For my own sake, I’ve lately begun decreasing the distance between my real identity and my online persona, switching from @factoryjoe to @chrismessina on Twitter. While there are plenty of folks who know me by my digital moniker, there are far more who don’t and shouldn’t need to in order to interact with me.

When considering SEO, it’s quite obvious that Google has already picked up on the correlation:

chris messina - Google Search

Ironically, in Dustin’s case (intentionally or not) he is not an authority for his own name on Google (despite the uniqueness of his name). Instead, semi-nefarious sites like Spock use SEO to get prominent placement for Dustin’s name (whether he likes it or not):

Dustin Moskovitz - Google Search

Finally, in cases like Twitter, IM or IRC, nicknames or handles are used explicitly to refer to other people on the system, even if (or especially if!) real identities are never revealed. While this separation can afford a number of perceived benefits, long-term it’s hard to quantify the net value of pseudonymity when most assholes on the web seem to act out most aggressively when shrouding their real names.
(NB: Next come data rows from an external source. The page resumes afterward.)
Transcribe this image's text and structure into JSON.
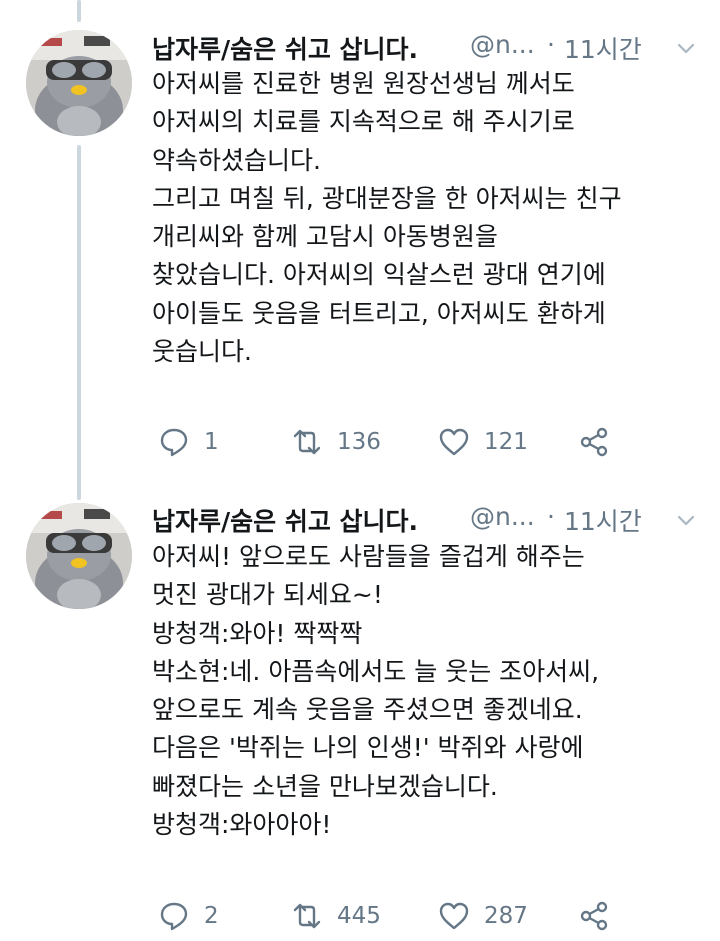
{
  "tweets": [
    {
      "display_name": "납자루/숨은 쉬고 삽니다.",
      "handle": "@n...",
      "separator": "·",
      "time": "11시간",
      "lines": [
        "아저씨를 진료한 병원 원장선생님 께서도",
        "아저씨의 치료를 지속적으로 해 주시기로",
        "약속하셨습니다.",
        "그리고 며칠 뒤, 광대분장을 한 아저씨는 친구",
        "개리씨와 함께 고담시 아동병원을",
        "찾았습니다. 아저씨의 익살스런 광대 연기에",
        "아이들도 웃음을 터트리고, 아저씨도 환하게",
        "웃습니다."
      ],
      "replies": "1",
      "retweets": "136",
      "likes": "121"
    },
    {
      "display_name": "납자루/숨은 쉬고 삽니다.",
      "handle": "@n...",
      "separator": "·",
      "time": "11시간",
      "lines": [
        "아저씨! 앞으로도 사람들을 즐겁게 해주는",
        "멋진 광대가 되세요~!",
        "방청객:와아! 짝짝짝",
        "박소현:네. 아픔속에서도 늘 웃는 조아서씨,",
        "앞으로도 계속 웃음을 주셨으면 좋겠네요.",
        "다음은 '박쥐는 나의 인생!' 박쥐와 사랑에",
        "빠졌다는 소년을 만나보겠습니다.",
        "방청객:와아아아!"
      ],
      "replies": "2",
      "retweets": "445",
      "likes": "287"
    }
  ],
  "icons": {
    "reply": "reply-icon",
    "retweet": "retweet-icon",
    "like": "heart-icon",
    "share": "share-icon",
    "chevron": "chevron-down-icon",
    "avatar": "penguin-avatar"
  },
  "colors": {
    "text": "#14171a",
    "secondary": "#657786",
    "thread_line": "#ccd6dd",
    "background": "#ffffff"
  }
}
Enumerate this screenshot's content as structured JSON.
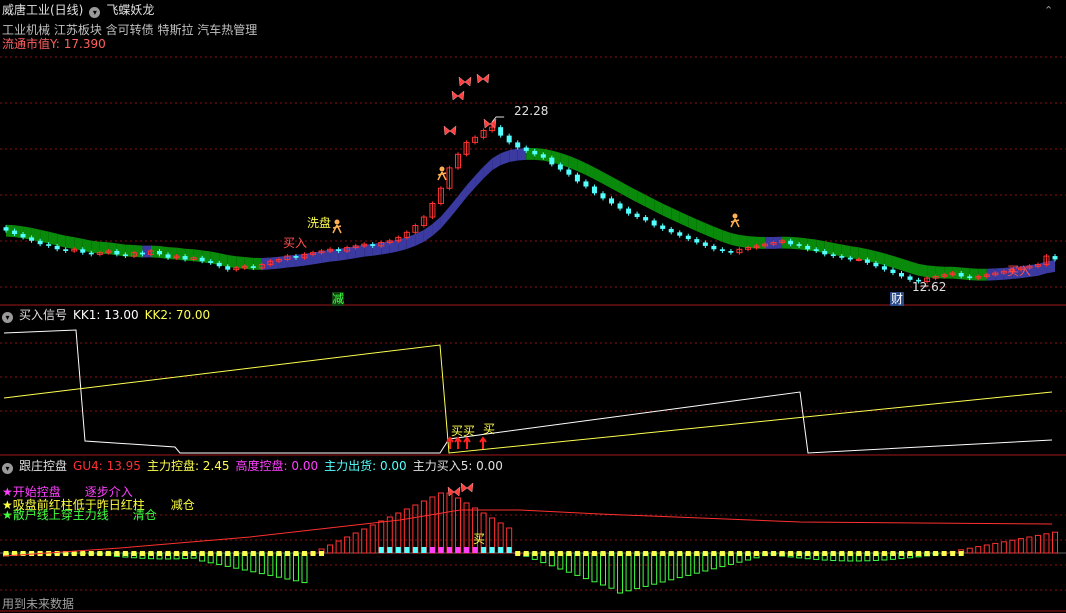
{
  "header": {
    "stock_name": "威唐工业(日线)",
    "indicator_name": "飞蝶妖龙",
    "sectors": "工业机械 江苏板块 含可转债 特斯拉 汽车热管理",
    "float_label": "流通市值Y:",
    "float_value": "17.390",
    "collapse_icon": "up-chevron-icon"
  },
  "panel2": {
    "name": "买入信号",
    "kk1": "KK1: 13.00",
    "kk2": "KK2: 70.00"
  },
  "panel3": {
    "name": "跟庄控盘",
    "gu4": "GU4: 13.95",
    "main_control": "主力控盘: 2.45",
    "high_control": "高度控盘: 0.00",
    "main_out": "主力出货: 0.00",
    "main_buy": "主力买入5: 0.00"
  },
  "legend3": [
    {
      "text": "开始控盘",
      "color": "#ff40ff"
    },
    {
      "text": "逐步介入",
      "color": "#ff40ff"
    },
    {
      "text": "吸盘前红柱低于昨日红柱",
      "color": "#ffff40"
    },
    {
      "text": "减仓",
      "color": "#ffff40"
    },
    {
      "text": "散户线上穿主力线",
      "color": "#40ff40"
    },
    {
      "text": "清仓",
      "color": "#40ff40"
    }
  ],
  "footer": "用到未来数据",
  "annotations": {
    "high_price": "22.28",
    "low_price": "12.62",
    "buy": "买入",
    "wash": "洗盘",
    "reduce": "减",
    "finance": "财",
    "buy_short": "买"
  },
  "colors": {
    "up": "#ff3232",
    "down": "#54ffff",
    "ribbon_up": "#0a8a0a",
    "ribbon_down": "#3a3aa0",
    "yellow": "#ffff50",
    "white": "#ffffff",
    "green_bar": "#40ff40",
    "grid": "#8a1010"
  },
  "chart_data": [
    {
      "type": "candlestick",
      "title": "威唐工业(日线)",
      "series": [
        {
          "name": "price",
          "x": "bar index 0-150",
          "open": [
            15.9,
            15.7,
            15.5,
            15.3,
            15.1,
            14.9,
            14.8,
            14.6,
            14.5,
            14.6,
            14.4,
            14.3,
            14.4,
            14.5,
            14.3,
            14.2,
            14.4,
            14.3,
            14.5,
            14.3,
            14.1,
            14.2,
            14.0,
            14.1,
            13.9,
            13.8,
            13.6,
            13.4,
            13.5,
            13.6,
            13.5,
            13.7,
            13.9,
            14.0,
            14.2,
            14.1,
            14.3,
            14.4,
            14.5,
            14.6,
            14.5,
            14.7,
            14.8,
            14.9,
            14.8,
            15.0,
            15.1,
            15.3,
            15.6,
            16.0,
            16.5,
            17.3,
            18.2,
            19.4,
            20.2,
            20.9,
            21.2,
            21.6,
            21.8,
            21.3,
            20.9,
            20.6,
            20.4,
            20.2,
            20.0,
            19.6,
            19.3,
            19.0,
            18.6,
            18.3,
            17.9,
            17.6,
            17.3,
            17.0,
            16.7,
            16.5,
            16.3,
            16.0,
            15.8,
            15.6,
            15.4,
            15.2,
            15.0,
            14.8,
            14.6,
            14.5,
            14.4,
            14.6,
            14.7,
            14.8,
            14.9,
            15.0,
            15.1,
            14.9,
            14.8,
            14.6,
            14.5,
            14.3,
            14.2,
            14.1,
            14.0,
            14.0,
            13.8,
            13.6,
            13.4,
            13.2,
            13.0,
            12.8,
            12.7,
            12.9,
            13.0,
            13.1,
            13.2,
            13.0,
            12.9,
            13.0,
            13.1,
            13.2,
            13.3,
            13.4,
            13.5,
            13.6,
            13.7,
            14.2
          ],
          "close": [
            15.7,
            15.5,
            15.3,
            15.1,
            14.9,
            14.8,
            14.6,
            14.5,
            14.6,
            14.4,
            14.3,
            14.4,
            14.5,
            14.3,
            14.2,
            14.4,
            14.3,
            14.5,
            14.3,
            14.1,
            14.2,
            14.0,
            14.1,
            13.9,
            13.8,
            13.6,
            13.4,
            13.5,
            13.6,
            13.5,
            13.7,
            13.9,
            14.0,
            14.2,
            14.1,
            14.3,
            14.4,
            14.5,
            14.6,
            14.5,
            14.7,
            14.8,
            14.9,
            14.8,
            15.0,
            15.1,
            15.3,
            15.6,
            16.0,
            16.5,
            17.3,
            18.2,
            19.4,
            20.2,
            20.9,
            21.2,
            21.6,
            21.8,
            21.3,
            20.9,
            20.6,
            20.4,
            20.2,
            20.0,
            19.6,
            19.3,
            19.0,
            18.6,
            18.3,
            17.9,
            17.6,
            17.3,
            17.0,
            16.7,
            16.5,
            16.3,
            16.0,
            15.8,
            15.6,
            15.4,
            15.2,
            15.0,
            14.8,
            14.6,
            14.5,
            14.4,
            14.6,
            14.7,
            14.8,
            14.9,
            15.0,
            15.1,
            14.9,
            14.8,
            14.6,
            14.5,
            14.3,
            14.2,
            14.1,
            14.0,
            14.0,
            13.8,
            13.6,
            13.4,
            13.2,
            13.0,
            12.8,
            12.7,
            12.9,
            13.0,
            13.1,
            13.2,
            13.0,
            12.9,
            13.0,
            13.1,
            13.2,
            13.3,
            13.4,
            13.5,
            13.6,
            13.7,
            14.2,
            14.0
          ]
        }
      ],
      "annotations": [
        "22.28 high",
        "12.62 low"
      ]
    }
  ]
}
By shunning vanity URLs for its members, Facebook has achieved three things:

  1. Establishes a new baseline for transparent online identity
  2. Avoids the naming collision problem by scoping relationships within a person’s [reciprocal] social graph
  3. Upgrades expectations for human interaction on social websites

That everyone on Facebook has to use their real name (and Facebook will root out and disable accounts with pseudonyms), there’s a higher degree of accountability because legitimate users are forced to reveal who they are offline. No more “funnybunny345” or “daveman692” creeping around and leaving harassing wall posts on your profile; you know exactly who left the comment because their name is attached to their account.

Go through the comments on TechCrunch and compare those left by Facebook users with those left by everyone else. In my brief analysis, Facebook commenters tend to take their commenting more seriously. It’s not a guarantee, but there is definitely a correlation between durable identity and higher quality participation.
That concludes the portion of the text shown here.